Вдруг некрасивая девушка снова вывернула губу. Глаза ее сверлили миссис Терпин, точно два сверла. Теперь уже сомнения не было: взгляд ее выражал что-то очень важное.

«Да что ж это, — воскликнула про себя миссис Терпин, — я ведь не сделала тебе ничего дурного!» Может, девушка с кем-то ее спутала? Все равно это не резон позволять, чтобы тебя запугивали.

— Вы, верно, учитесь в колледже? — храбро спросила миссис Терпин, глядя в глаза девушке. — Вон книгу читаете.

Девушка по-прежнему смотрела на нее в упор и явно не собиралась отвечать.

Мать покраснела.

— К тебе обращаются, Мэри Грейс, — вполголоса сказала она.

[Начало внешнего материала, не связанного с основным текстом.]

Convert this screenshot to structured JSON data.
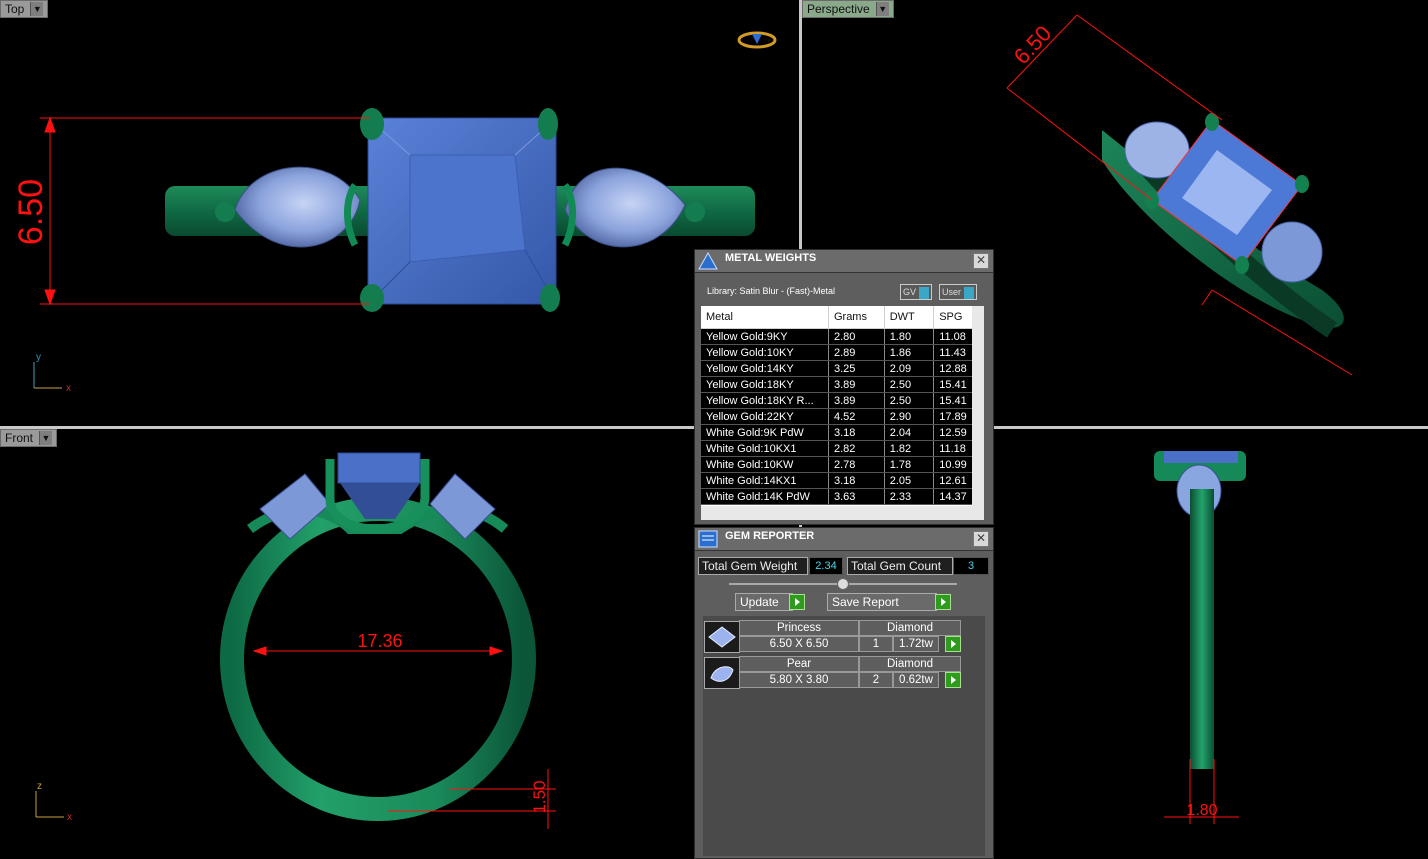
{
  "viewports": {
    "top": {
      "label": "Top",
      "dimension": "6.50",
      "axis_x": "x",
      "axis_y": "y"
    },
    "perspective": {
      "label": "Perspective",
      "dimension": "6.50"
    },
    "front": {
      "label": "Front",
      "dimension_width": "17.36",
      "dimension_thickness": "1.50",
      "axis_x": "x",
      "axis_z": "z"
    },
    "right": {
      "dimension": "1.80"
    }
  },
  "metal_weights": {
    "title": "METAL WEIGHTS",
    "library": "Library: Satin Blur - (Fast)-Metal",
    "toggle_gv": "GV",
    "toggle_user": "User",
    "columns": [
      "Metal",
      "Grams",
      "DWT",
      "SPG"
    ],
    "rows": [
      [
        "Yellow Gold:9KY",
        "2.80",
        "1.80",
        "11.08"
      ],
      [
        "Yellow Gold:10KY",
        "2.89",
        "1.86",
        "11.43"
      ],
      [
        "Yellow Gold:14KY",
        "3.25",
        "2.09",
        "12.88"
      ],
      [
        "Yellow Gold:18KY",
        "3.89",
        "2.50",
        "15.41"
      ],
      [
        "Yellow Gold:18KY R...",
        "3.89",
        "2.50",
        "15.41"
      ],
      [
        "Yellow Gold:22KY",
        "4.52",
        "2.90",
        "17.89"
      ],
      [
        "White Gold:9K PdW",
        "3.18",
        "2.04",
        "12.59"
      ],
      [
        "White Gold:10KX1",
        "2.82",
        "1.82",
        "11.18"
      ],
      [
        "White Gold:10KW",
        "2.78",
        "1.78",
        "10.99"
      ],
      [
        "White Gold:14KX1",
        "3.18",
        "2.05",
        "12.61"
      ],
      [
        "White Gold:14K PdW",
        "3.63",
        "2.33",
        "14.37"
      ]
    ]
  },
  "gem_reporter": {
    "title": "GEM REPORTER",
    "total_weight_label": "Total Gem Weight",
    "total_weight_value": "2.34",
    "total_count_label": "Total Gem Count",
    "total_count_value": "3",
    "update_label": "Update",
    "save_label": "Save Report",
    "gems": [
      {
        "shape": "Princess",
        "type": "Diamond",
        "size": "6.50 X 6.50",
        "count": "1",
        "weight": "1.72tw"
      },
      {
        "shape": "Pear",
        "type": "Diamond",
        "size": "5.80 X 3.80",
        "count": "2",
        "weight": "0.62tw"
      }
    ]
  }
}
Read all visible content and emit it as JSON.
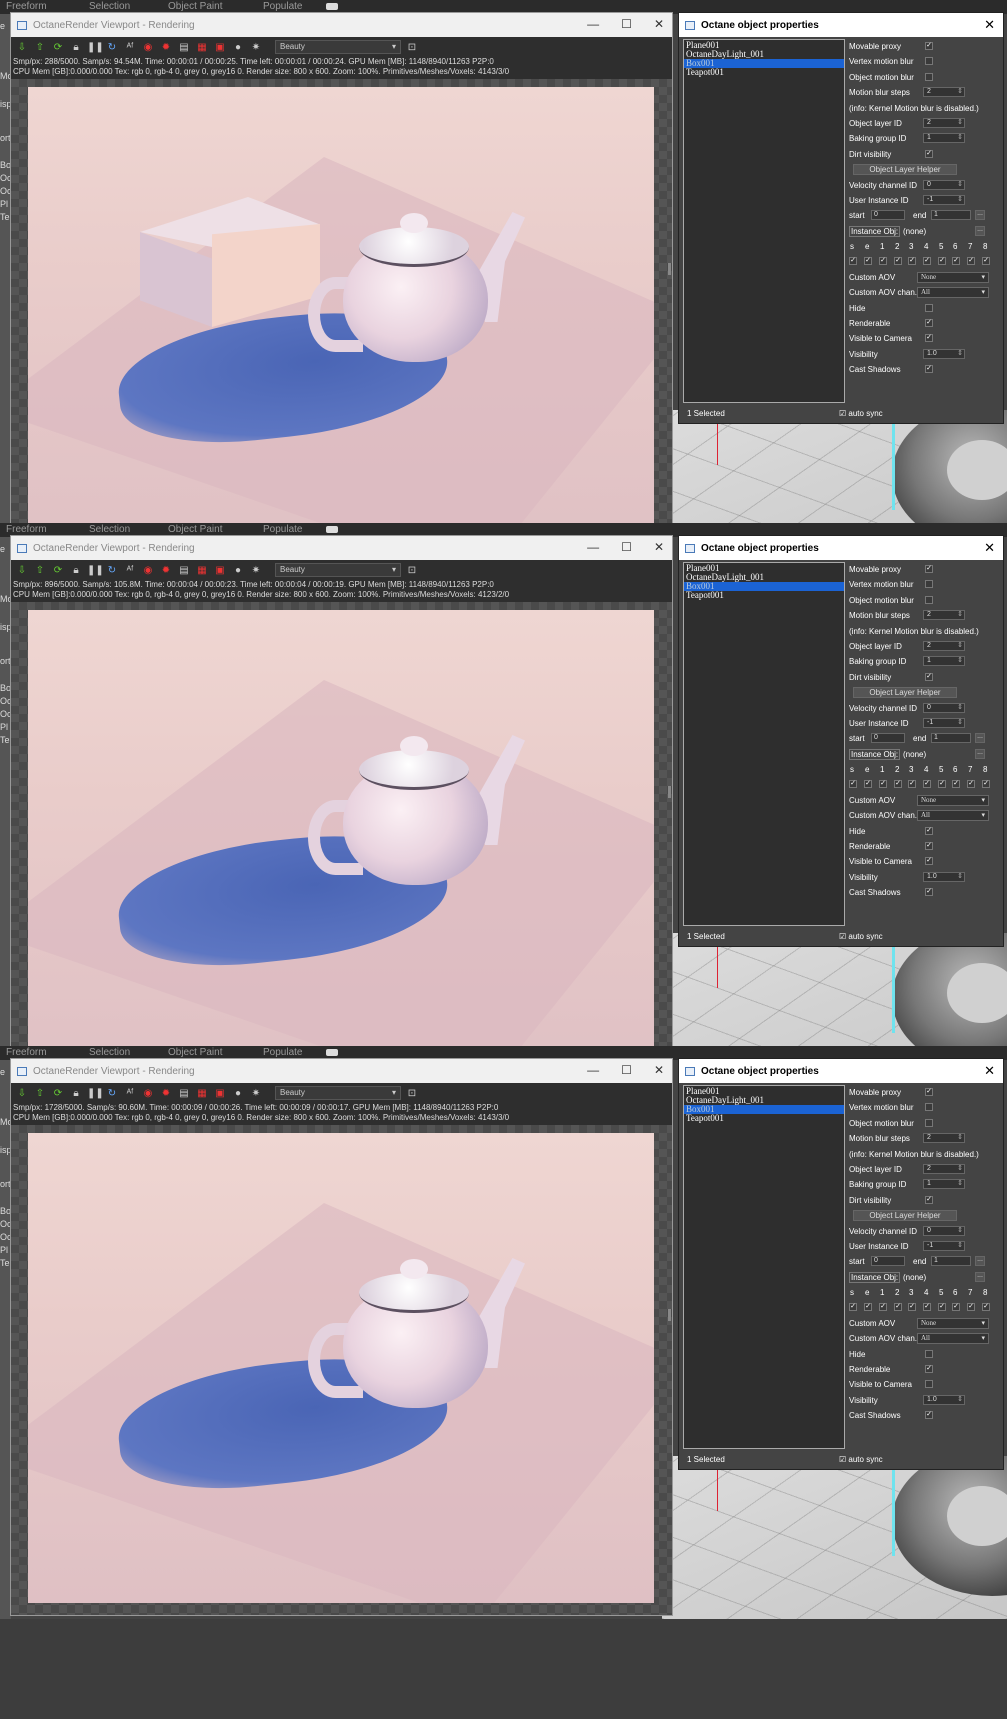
{
  "menu": [
    "Freeform",
    "Selection",
    "Object Paint",
    "Populate"
  ],
  "left_panel": [
    "e",
    "Mo",
    "isp",
    "ort",
    "Bo",
    "Oc",
    "Oc",
    "Pl",
    "Te"
  ],
  "viewport": {
    "title": "OctaneRender Viewport - Rendering",
    "pass_select": "Beauty",
    "toolbar_icons": [
      "import-icon",
      "export-icon",
      "refresh-icon",
      "lock-icon",
      "pause-icon",
      "restart-icon",
      "af-icon",
      "color-icon",
      "clay-icon",
      "region-icon",
      "film-icon",
      "record-icon",
      "sphere-icon",
      "settings-icon"
    ]
  },
  "props": {
    "title": "Octane object properties",
    "objects": [
      "Plane001",
      "OctaneDayLight_001",
      "Box001",
      "Teapot001"
    ],
    "selected_count": "1 Selected",
    "auto_sync": "auto sync",
    "labels": {
      "movable_proxy": "Movable proxy",
      "vertex_motion_blur": "Vertex motion blur",
      "object_motion_blur": "Object motion blur",
      "motion_blur_steps": "Motion blur steps",
      "info": "(info: Kernel Motion blur is disabled.)",
      "object_layer_id": "Object layer ID",
      "baking_group_id": "Baking group ID",
      "dirt_visibility": "Dirt visibility",
      "object_layer_helper": "Object Layer Helper",
      "velocity_channel_id": "Velocity channel ID",
      "user_instance_id": "User Instance ID",
      "start": "start",
      "end": "end",
      "instance_obj": "Instance Obj:",
      "none": "(none)",
      "custom_aov": "Custom AOV",
      "custom_aov_chan": "Custom AOV chan.",
      "hide": "Hide",
      "renderable": "Renderable",
      "visible_to_camera": "Visible to Camera",
      "visibility": "Visibility",
      "cast_shadows": "Cast Shadows"
    },
    "values": {
      "motion_blur_steps": "2",
      "object_layer_id": "2",
      "baking_group_id": "1",
      "velocity_channel_id": "0",
      "user_instance_id": "-1",
      "start": "0",
      "end": "1",
      "custom_aov": "None",
      "custom_aov_chan": "All",
      "visibility": "1.0",
      "dots": "..."
    },
    "layer_header": [
      "s",
      "e",
      "1",
      "2",
      "3",
      "4",
      "5",
      "6",
      "7",
      "8"
    ]
  },
  "frames": [
    {
      "stats1": "Smp/px: 288/5000.   Samp/s: 94.54M.   Time: 00:00:01 / 00:00:25.   Time left: 00:00:01 / 00:00:24.   GPU Mem [MB]: 1148/8940/11263 P2P:0",
      "stats2": "CPU Mem [GB]:0.000/0.000   Tex: rgb 0, rgb-4 0, grey 0, grey16 0.   Render size: 800 x 600.   Zoom: 100%.   Primitives/Meshes/Voxels: 4143/3/0",
      "show_box": true,
      "checks": {
        "movable_proxy": true,
        "vertex_motion_blur": false,
        "object_motion_blur": false,
        "dirt_visibility": true,
        "hide": false,
        "renderable": true,
        "visible_to_camera": true,
        "cast_shadows": true
      }
    },
    {
      "stats1": "Smp/px: 896/5000.   Samp/s: 105.8M.   Time: 00:00:04 / 00:00:23.   Time left: 00:00:04 / 00:00:19.   GPU Mem [MB]: 1148/8940/11263 P2P:0",
      "stats2": "CPU Mem [GB]:0.000/0.000   Tex: rgb 0, rgb-4 0, grey 0, grey16 0.   Render size: 800 x 600.   Zoom: 100%.   Primitives/Meshes/Voxels: 4123/2/0",
      "show_box": false,
      "checks": {
        "movable_proxy": true,
        "vertex_motion_blur": false,
        "object_motion_blur": false,
        "dirt_visibility": true,
        "hide": true,
        "renderable": true,
        "visible_to_camera": true,
        "cast_shadows": true
      }
    },
    {
      "stats1": "Smp/px: 1728/5000.   Samp/s: 90.60M.   Time: 00:00:09 / 00:00:26.   Time left: 00:00:09 / 00:00:17.   GPU Mem [MB]: 1148/8940/11263 P2P:0",
      "stats2": "CPU Mem [GB]:0.000/0.000   Tex: rgb 0, rgb-4 0, grey 0, grey16 0.   Render size: 800 x 600.   Zoom: 100%.   Primitives/Meshes/Voxels: 4143/3/0",
      "show_box": false,
      "checks": {
        "movable_proxy": true,
        "vertex_motion_blur": false,
        "object_motion_blur": false,
        "dirt_visibility": true,
        "hide": false,
        "renderable": true,
        "visible_to_camera": false,
        "cast_shadows": true
      }
    }
  ]
}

— Не глухая, слышу, — ответила Мэри Грейс.

Бедная мать снова залилась краской.

— Мэри Грейс учится в Уэллслейском колледже, — сказала она, крутя пуговицу на платье. — Это в штате Массачусетс, — добавила она, слегка сморщив нос. — Она и летом продолжает заниматься. Читает целыми днями, настоящий книжный червь. Она у них в Уэллсли одна из лучших студенток, изучает и английскую литературу, и математику, и историю, и психологию, и социологию, — щебетала дама. — По-моему, это слишком уж много. По-моему, ей нужно побольше отдыхать и развлекаться.

Наверное, девушка с удовольствием вышвырнула бы их всех в окно, такое у нее было выражение.

— На Севере, значит, учится, — сказала миссис Терпин, а про себя подумала, что вести себя ее там не научили.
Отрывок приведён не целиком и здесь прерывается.